Nate Ki réalise un film d’horreur très inquiétant, qui marque ses débuts en tant que réalisateur. Il démontre à la fois un talent pour suggérer des histoires plutôt que de les expliquer en détail, ainsi qu’une cruauté décomplexée. Alors que la plupart des réalisateurs se retiendraient un peu et éviteraient de traumatiser le public avec des images de maltraitance des enfants, de suicide, d’automutilation et de viol, Ki plonge directement dans l’horreur. Du moins, le montage ne s’attarde pas trop sur le pire, mais il y a quand même de quoi perturber le spectateur avec un film qui semble s’inspirer autant des traditions horrifiques du cinéma cantonais que des réalisateurs occidentaux. Par exemple, l’utilisation de l’espace évoque David Lynch dans le style de Lost Highway, tandis que la communauté pleine de secrets et de mal incarné rappelle Midsommar d’Ari Aster, mais ce pourrait être purement fortuit.

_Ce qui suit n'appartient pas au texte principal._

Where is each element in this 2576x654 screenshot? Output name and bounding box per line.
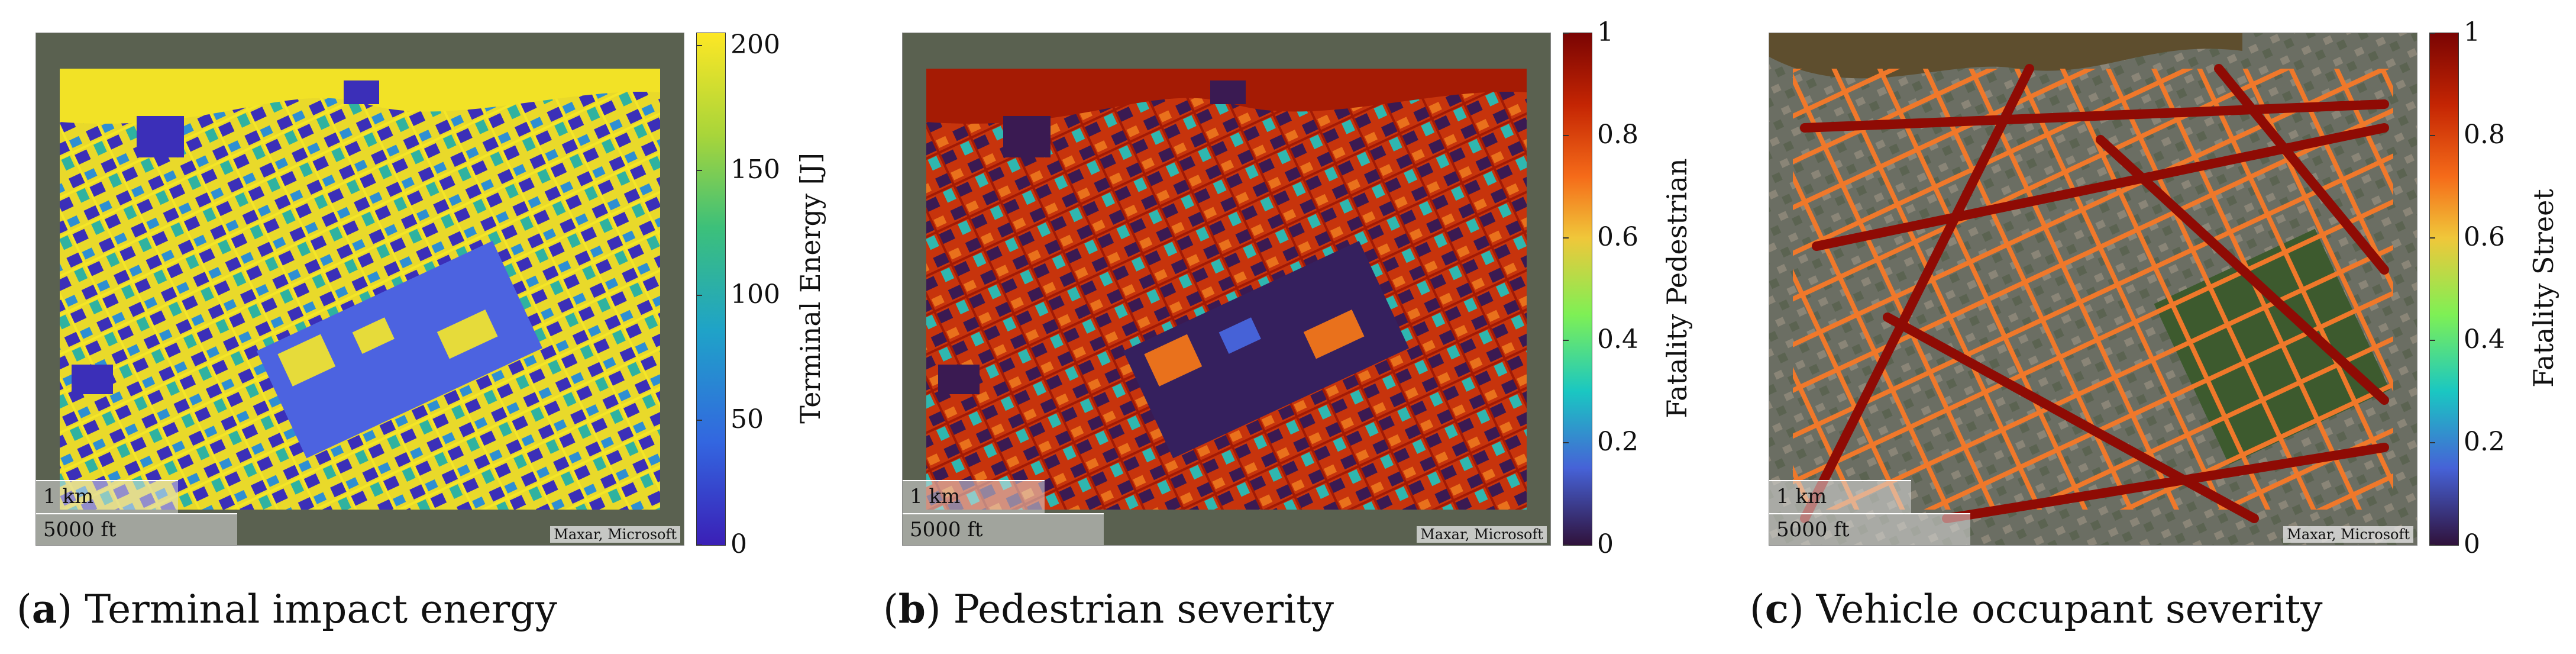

  • Le film commence avec Heung Wing, une star de la pop cantonaise (Anson Ip-Sang Kong), recevant un appel téléphonique l’appelant à rentrer chez lui à Hong Kong, car sa mère (Bai Ling, ici exceptionnelle) s’est mutilée la langue, a tenté de se suicider et est tombée dans le coma. Après lui avoir rendu visite à l’hôpital, où il ne peut pas faire grand-chose, Wing se rend dans l’appartement où il a grandi, un immeuble sombre dans un quartier difficile de la ville. Les souvenirs de son enfance submergent Wing, en particulier le souvenir de son don à voir des fantômes tout autour de lui, un don que sa mère, élevant seule son fils, craignait et enviait, la poussant à l’emmener dans un temple local pour lui faire oublier cette capacité.
  • Alors que les flashbacks de ces horribles jours passés se déploient, Wing observe l’action impuissant de l’intérieur du même espace, comme un acteur de théâtre regardant les autres jouer des flashbacks, et il prend conscience que les choses ne se sont pas beaucoup améliorées. Un petit garçon nommé Yu (Wesley Wong) semble avoir les mêmes capacités et est, comme le jeune Wing, légitimement rempli de peur et d’anxiété. Dans le couloir vivent les Chungs (Tai-Bo et Yuk Ying Tam), un couple âgé excessivement et dérangeant de par leur amabilité, de la même manière que les personnages âgés joués par Ruth Gordon et Sidney Blackmer envers Mia Farrow dans Rosemary’s Baby.

Ki mise sur les effets de caméras en mouvement et d’angles penchés pour déstabiliser tout au long du film, tandis que l’éclairage privilégie les tons jaunes jaunâtres pour les scènes en plein jour et des rouges et des bleus lurides la nuit. C’est d’autant plus effrayant quand Bai Ling, vêtue d’un costume d’opéra chinois traditionnel avec un diadème scintillant et un maquillage brouillé et dérangé, apparaît terrifiante. Mais sérieusement, c’est formidable de se rappeler à quel point Bai est une excellente actrice, car elle puise dans la sensualité intense qui a toujours été sa marque de fabrique, mais ajoute quelque chose de tragique et dérangé au mélange.

Back Home sortira dans les cinémas britanniques le 27 octobre.